Supplementary Materials
Description of additional supplementary files
Data Availability Statement
Raw lipidomic data is available on Zenodo at https://zenodo.org/records/13284701 (10.5281/zenodo.13284701). The FASTQ files for all synovial single-cell and bulk RNA sequencing data generated in this study have been deposited in the dbGAP database under accession number phs003304.v1.p1, available at the following link: https://www.ncbi.nlm.nih.gov/projects/gap/cgi-bin/study.cgi?study_id=phs003304.v1.p1. FASTQ data is available under restricted access because this data was generated with NIH funding and falls under NIH guidelines on human genomic data. Access can be obtained by a permanent senior scientific scientist at an institution by submitting a data access request to dbGAP through the eRA commons by clicking on “Apply for Controlled Access Data” and completing the required documentation. Questions regarding accessing data can be directed to dbgap-sp-help@ncbi.nlm.nih.gov.
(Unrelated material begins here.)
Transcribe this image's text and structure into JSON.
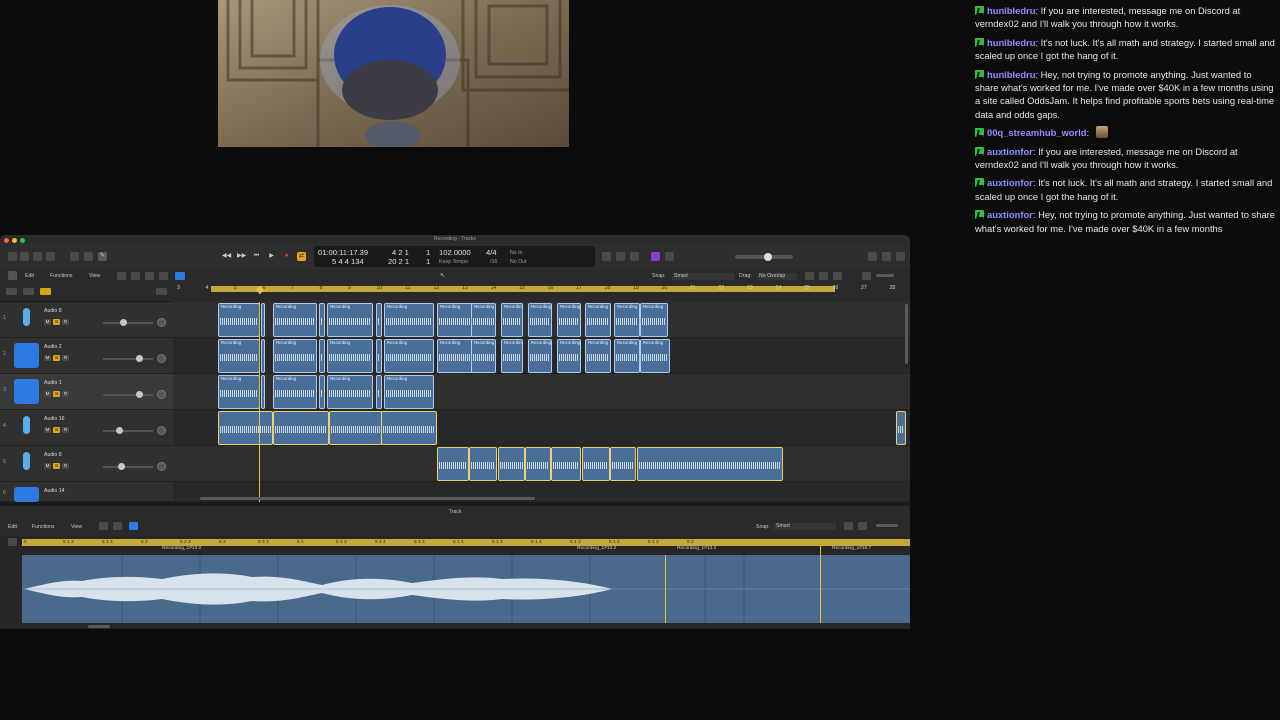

The raw FASTQ data is protected and is not available due to data privacy laws. dbGAP will grant access to data for one year. This data falls under the health/medical/biomedical data use limitation. The raw, sanitized FASTQ files for adipose tissue single-cell RNA sequencing generated in this study have been deposited in the GEO database under accession number GSE233500. The processed count data for synovial and adipose single-cell and bulk RNA sequencing count matrices generated in this study have been deposited in the GEO database under super series number GSE233504. Within this super series, Adipose single-cell RNA sequencing is available under accession number GSE233500, fibroblast bulk RNA sequencing is available at GSE233501, and synovium single-cell RNA sequencing is available at GSE233502. The flow, qPCR, mouse measurements, and all other data generated in this study are provided in the Supplementary Information/Source Data file. The results published here are in whole or in part based on data obtained from the ARK Portal (arkportal.synapse.org). Source data are provided with this paper.
Code to reproduce analyses is available on Zenodo available at 10.5281/zenodo.7942859.